Many designs from What a Merry-Go-Round (Autumn/Winter 2001) were reworked concepts from earlier collections, including Eshu. McQueen revisited the hard moulded bodice in later collections, including It's Only a Game (Spring/Summer 2005) and In Memory of Elizabeth Howe, Salem, 1692 (Autumn/Winter 2007).

=== Museum exhibits ===
When McQueen and Leane participated in the Fashion in Motion series at the Victoria and Albert Museum (V&A) in 2001, they included accessories from Eshu as part of their presentation. Four items from Eshu appeared in the 2011 exhibition Alexander McQueen: Savage Beauty, originally at the Metropolitan Museum of Art: Look 7, the dress of beige leather with metal wire crinoline; Look 8, the nude synthetic dress with mud and wooden beads; Look 37, the dress of yellow glass beads and black horsehair; and Look 58, the coat of black synthetic hair. These were placed in the Romantic Primitivism section of the exhibit. Five accessories from the collection appeared in the Cabinet of Curiosities section: a silver-plated resin neckpiece, craftsperson unspecified, and four pieces of jewellery in silver by Shaun Leane – a nose bar, a tusk mouthpiece, a pair of hooped earrings, and a set of coiled neck rings. The exhibition Lee Alexander McQueen: Mind, Mythos, Muse, originally staged in 2022, featured a copy of Look 11 – the dress printed with the Wanda Wulz photograph – owned by the Los Angeles County Museum of Art.

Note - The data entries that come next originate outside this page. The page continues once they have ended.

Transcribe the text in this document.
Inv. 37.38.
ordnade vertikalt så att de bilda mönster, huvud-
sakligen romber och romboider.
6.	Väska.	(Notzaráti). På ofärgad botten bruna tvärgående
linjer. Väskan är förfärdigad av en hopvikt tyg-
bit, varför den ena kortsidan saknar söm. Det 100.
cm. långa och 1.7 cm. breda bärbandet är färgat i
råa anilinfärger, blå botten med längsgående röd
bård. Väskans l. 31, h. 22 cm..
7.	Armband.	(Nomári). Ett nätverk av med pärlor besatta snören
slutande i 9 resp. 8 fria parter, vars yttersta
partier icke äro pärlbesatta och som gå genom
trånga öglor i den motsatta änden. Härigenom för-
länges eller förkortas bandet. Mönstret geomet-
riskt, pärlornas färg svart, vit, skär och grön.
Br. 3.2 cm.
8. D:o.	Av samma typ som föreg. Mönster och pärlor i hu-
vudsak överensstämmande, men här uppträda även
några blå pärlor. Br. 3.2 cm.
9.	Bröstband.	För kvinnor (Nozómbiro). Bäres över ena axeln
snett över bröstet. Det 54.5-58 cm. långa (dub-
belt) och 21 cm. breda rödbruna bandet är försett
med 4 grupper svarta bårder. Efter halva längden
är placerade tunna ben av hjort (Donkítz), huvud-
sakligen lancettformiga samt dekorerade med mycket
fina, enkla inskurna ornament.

In 2013, a prototype bodice intended for the collection was sold at auction for £4,500. McQueen had commissioned leatherworker Delia Eccles to make the piece – made from fringed, interwoven red leather – from an original sketch. The design was reworked into the cream moulded bodice of Look 21, and the original red version was never used. Annabelle Neilson, a model and friend of McQueen's, died in 2018; in 2020, her collection of McQueen designs was auctioned, including a shift dress and a rabbit fur skirt from Eshu.